Te gast in de groepenkast
Tekst: Gerrit Tenkink
Foto’s: Techniek Nederland en Paul Henri Degrande
Met de opmars van technologieën zoals PV, laadinfra, warmtepompen en batterijopslag worden andere eisen gesteld aan het ontwerp en uitvoering van de groepenkast. Bij nieuwbouwinstallaties, maar zeker ook bij uitbreidingen in bestaande installaties. Denk hierbij aan gelijktijdigheid, selectiviteit, warmteverliezen, de netaansluiting etcetera. Het aantal vragen stapelt zich op. Tijdens dit webinar gaven experts antwoorden op de meest prangende vragen hierover. Techniek Nederland had hier voor drie specialisten uitgenodigd. Marcel Wennekes, accountmanager bij ABB en NEN-voorzitter Commissie Meterruimten, Dursun Kilic, founder en ceo Kilictar Holding- NIYATA-Energy en werkzaam in de vakgroep Zonne-energie bij Techniek Nederland en Marcel Vriens, technisch directeur bij Flexcharge en actief binnen de werkgroep EV laadtechniek bij Techniek Nederland.
Oud en nieuw
Marcel Wennekes maakt zich zorgen over het kennisniveau als het gaat om wat er zich in de groepenkast afspeelt. Hij begon zijn presentatie met de uitleg over het verschil tussen de groepenkast in de bestaande bouw en in de nieuwbouw, waarbij het duidelijk is dat nieuwbouw maar een klein deel betreft. Wennekes: “We bouwen 50.000 tot 70.000 nieuwe woningen per jaar, een fractie in vergelijking met bestaande aansluitingen bij 7,6 miljoen woningen waar nog iets moet gebeuren de komende jaren. Bij de bestaande bouw heb je te maken met zekeringen en installatieautomaten en netvoeding van 1 en 3-fasen. In die (vaak te kleine) groepenkasten zie je aansluitwaarden van 25, 35 en 40 Ampère. Voor wat betreft de aansluitruimte zijn er dan mogelijkheden om een hele nieuwe verdeler te plaatsen, de bestaande verdeler aan te passen of aanvullende verdelers te plaatsen. Gaat het over nieuwbouw, dan hebben we te maken met installatienormen, 3-fasen (is al standaard) en aansluitwaarden van 3x 25 Ampère. Voor wat betreft de aansluitruimte kun je dan één verdeler of meerdere verdelers plaatsen. Bij bestaande bouw zien we vaak nog geen hoofdschakelaar, geen of te weinig aardlekschakelaars en geen installatie-automaten. Ze zijn daarbij niet geschikt voor hogere stromen. Er is vaak te dunne bedrading gebruikt en te weinig ruimte voor componenten en de groepen worden te hoog belast. En wat de installateur nog weleens vergeet”, aldus Wennekes, “is dat je de stromen van de netvoeding en de pv bij elkaar op moet tellen. Dan kom je vaker uit bij hogere stromen als waarvoor de verdeler ontwikkeld is. Je mist dan de ruimte in de kast.”

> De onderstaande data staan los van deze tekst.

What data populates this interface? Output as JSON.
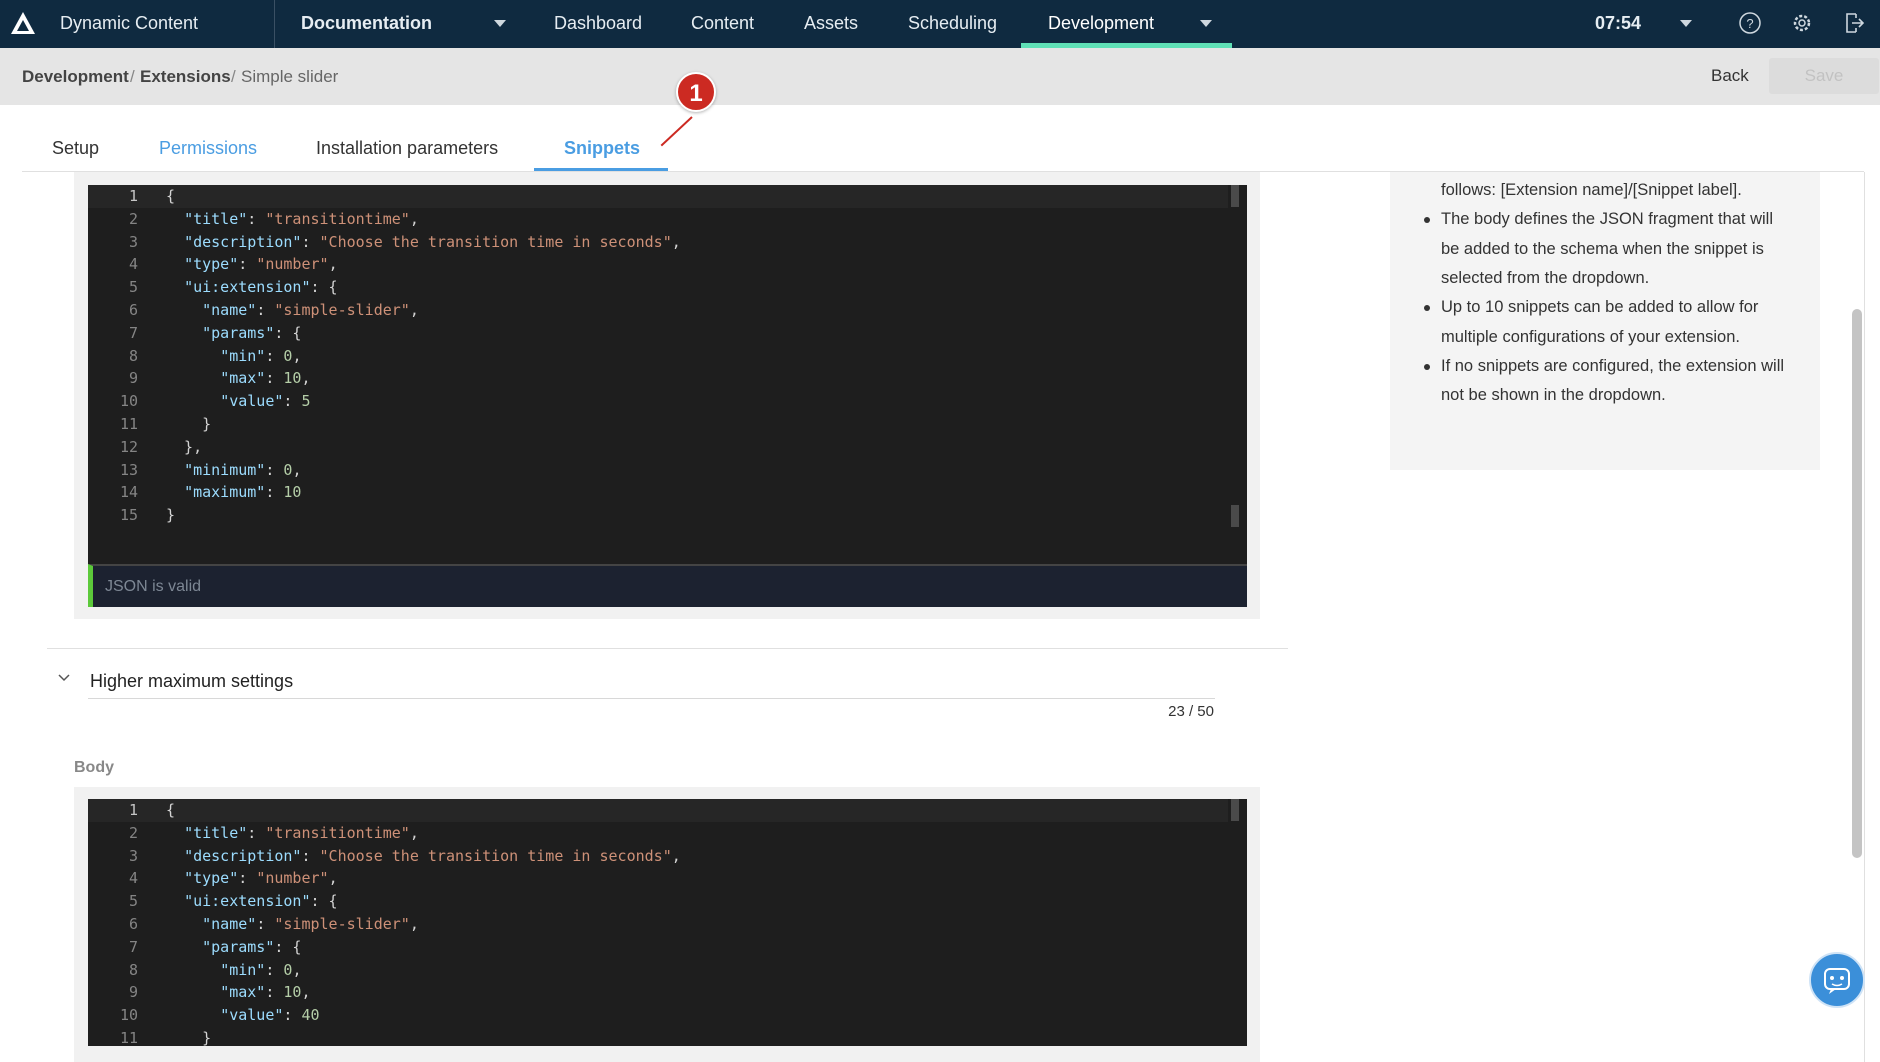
{
  "nav": {
    "app_title": "Dynamic Content",
    "hub": "Documentation",
    "items": [
      "Dashboard",
      "Content",
      "Assets",
      "Scheduling",
      "Development"
    ],
    "active": "Development",
    "time": "07:54",
    "accent": "#5fe0b6",
    "bg": "#0f2a40"
  },
  "breadcrumb": {
    "items": [
      "Development",
      "Extensions",
      "Simple slider"
    ],
    "back": "Back",
    "save": "Save"
  },
  "tabs": {
    "items": [
      "Setup",
      "Permissions",
      "Installation parameters",
      "Snippets"
    ],
    "active": "Snippets"
  },
  "annotation": {
    "number": "1"
  },
  "editor1": {
    "status": "JSON is valid",
    "lines": [
      [
        [
          "p",
          "{"
        ]
      ],
      [
        [
          "p",
          "  "
        ],
        [
          "k",
          "\"title\""
        ],
        [
          "p",
          ": "
        ],
        [
          "s",
          "\"transitiontime\""
        ],
        [
          "p",
          ","
        ]
      ],
      [
        [
          "p",
          "  "
        ],
        [
          "k",
          "\"description\""
        ],
        [
          "p",
          ": "
        ],
        [
          "s",
          "\"Choose the transition time in seconds\""
        ],
        [
          "p",
          ","
        ]
      ],
      [
        [
          "p",
          "  "
        ],
        [
          "k",
          "\"type\""
        ],
        [
          "p",
          ": "
        ],
        [
          "s",
          "\"number\""
        ],
        [
          "p",
          ","
        ]
      ],
      [
        [
          "p",
          "  "
        ],
        [
          "k",
          "\"ui:extension\""
        ],
        [
          "p",
          ": {"
        ]
      ],
      [
        [
          "p",
          "    "
        ],
        [
          "k",
          "\"name\""
        ],
        [
          "p",
          ": "
        ],
        [
          "s",
          "\"simple-slider\""
        ],
        [
          "p",
          ","
        ]
      ],
      [
        [
          "p",
          "    "
        ],
        [
          "k",
          "\"params\""
        ],
        [
          "p",
          ": {"
        ]
      ],
      [
        [
          "p",
          "      "
        ],
        [
          "k",
          "\"min\""
        ],
        [
          "p",
          ": "
        ],
        [
          "n",
          "0"
        ],
        [
          "p",
          ","
        ]
      ],
      [
        [
          "p",
          "      "
        ],
        [
          "k",
          "\"max\""
        ],
        [
          "p",
          ": "
        ],
        [
          "n",
          "10"
        ],
        [
          "p",
          ","
        ]
      ],
      [
        [
          "p",
          "      "
        ],
        [
          "k",
          "\"value\""
        ],
        [
          "p",
          ": "
        ],
        [
          "n",
          "5"
        ]
      ],
      [
        [
          "p",
          "    }"
        ]
      ],
      [
        [
          "p",
          "  },"
        ]
      ],
      [
        [
          "p",
          "  "
        ],
        [
          "k",
          "\"minimum\""
        ],
        [
          "p",
          ": "
        ],
        [
          "n",
          "0"
        ],
        [
          "p",
          ","
        ]
      ],
      [
        [
          "p",
          "  "
        ],
        [
          "k",
          "\"maximum\""
        ],
        [
          "p",
          ": "
        ],
        [
          "n",
          "10"
        ]
      ],
      [
        [
          "p",
          "}"
        ]
      ]
    ]
  },
  "snippet2": {
    "label": "Higher maximum settings",
    "counter": "23 / 50",
    "body_label": "Body"
  },
  "editor2": {
    "lines": [
      [
        [
          "p",
          "{"
        ]
      ],
      [
        [
          "p",
          "  "
        ],
        [
          "k",
          "\"title\""
        ],
        [
          "p",
          ": "
        ],
        [
          "s",
          "\"transitiontime\""
        ],
        [
          "p",
          ","
        ]
      ],
      [
        [
          "p",
          "  "
        ],
        [
          "k",
          "\"description\""
        ],
        [
          "p",
          ": "
        ],
        [
          "s",
          "\"Choose the transition time in seconds\""
        ],
        [
          "p",
          ","
        ]
      ],
      [
        [
          "p",
          "  "
        ],
        [
          "k",
          "\"type\""
        ],
        [
          "p",
          ": "
        ],
        [
          "s",
          "\"number\""
        ],
        [
          "p",
          ","
        ]
      ],
      [
        [
          "p",
          "  "
        ],
        [
          "k",
          "\"ui:extension\""
        ],
        [
          "p",
          ": {"
        ]
      ],
      [
        [
          "p",
          "    "
        ],
        [
          "k",
          "\"name\""
        ],
        [
          "p",
          ": "
        ],
        [
          "s",
          "\"simple-slider\""
        ],
        [
          "p",
          ","
        ]
      ],
      [
        [
          "p",
          "    "
        ],
        [
          "k",
          "\"params\""
        ],
        [
          "p",
          ": {"
        ]
      ],
      [
        [
          "p",
          "      "
        ],
        [
          "k",
          "\"min\""
        ],
        [
          "p",
          ": "
        ],
        [
          "n",
          "0"
        ],
        [
          "p",
          ","
        ]
      ],
      [
        [
          "p",
          "      "
        ],
        [
          "k",
          "\"max\""
        ],
        [
          "p",
          ": "
        ],
        [
          "n",
          "10"
        ],
        [
          "p",
          ","
        ]
      ],
      [
        [
          "p",
          "      "
        ],
        [
          "k",
          "\"value\""
        ],
        [
          "p",
          ": "
        ],
        [
          "n",
          "40"
        ]
      ],
      [
        [
          "p",
          "    }"
        ]
      ]
    ]
  },
  "help": {
    "lines": [
      {
        "bullet": false,
        "text": "follows: [Extension name]/[Snippet label]."
      },
      {
        "bullet": true,
        "text": "The body defines the JSON fragment that will"
      },
      {
        "bullet": false,
        "text": "be added to the schema when the snippet is"
      },
      {
        "bullet": false,
        "text": "selected from the dropdown."
      },
      {
        "bullet": true,
        "text": "Up to 10 snippets can be added to allow for"
      },
      {
        "bullet": false,
        "text": "multiple configurations of your extension."
      },
      {
        "bullet": true,
        "text": "If no snippets are configured, the extension will"
      },
      {
        "bullet": false,
        "text": "not be shown in the dropdown."
      }
    ]
  },
  "icons": [
    "logo-icon",
    "caret-down-icon",
    "help-icon",
    "gear-icon",
    "logout-icon",
    "chevron-down-icon",
    "chatbot-icon"
  ]
}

Adviezen bestaande groepenkasten
Wennekes vervolgde zijn betoog met een waarschuwing. “Let op, als installateur ben je verantwoordelijk voor de uitbreiding van de hele kast, ook al gaat het maar om het bijplaatsen van één groep. Overweeg altijd geteste en goedgekeurde uitbreidingskasten of kies voor een hele nieuwe groepenkast. Daarnaast is het belangrijk om de gelijktijdigheid per groep te testen en zonder warmtetest mag je de nieuwe groep maar maximaal 80 procent belasten. Overleg met de fabrikant en de paneelbouwer is hierbij zeker het aanraden waard”, aldus Wennekes.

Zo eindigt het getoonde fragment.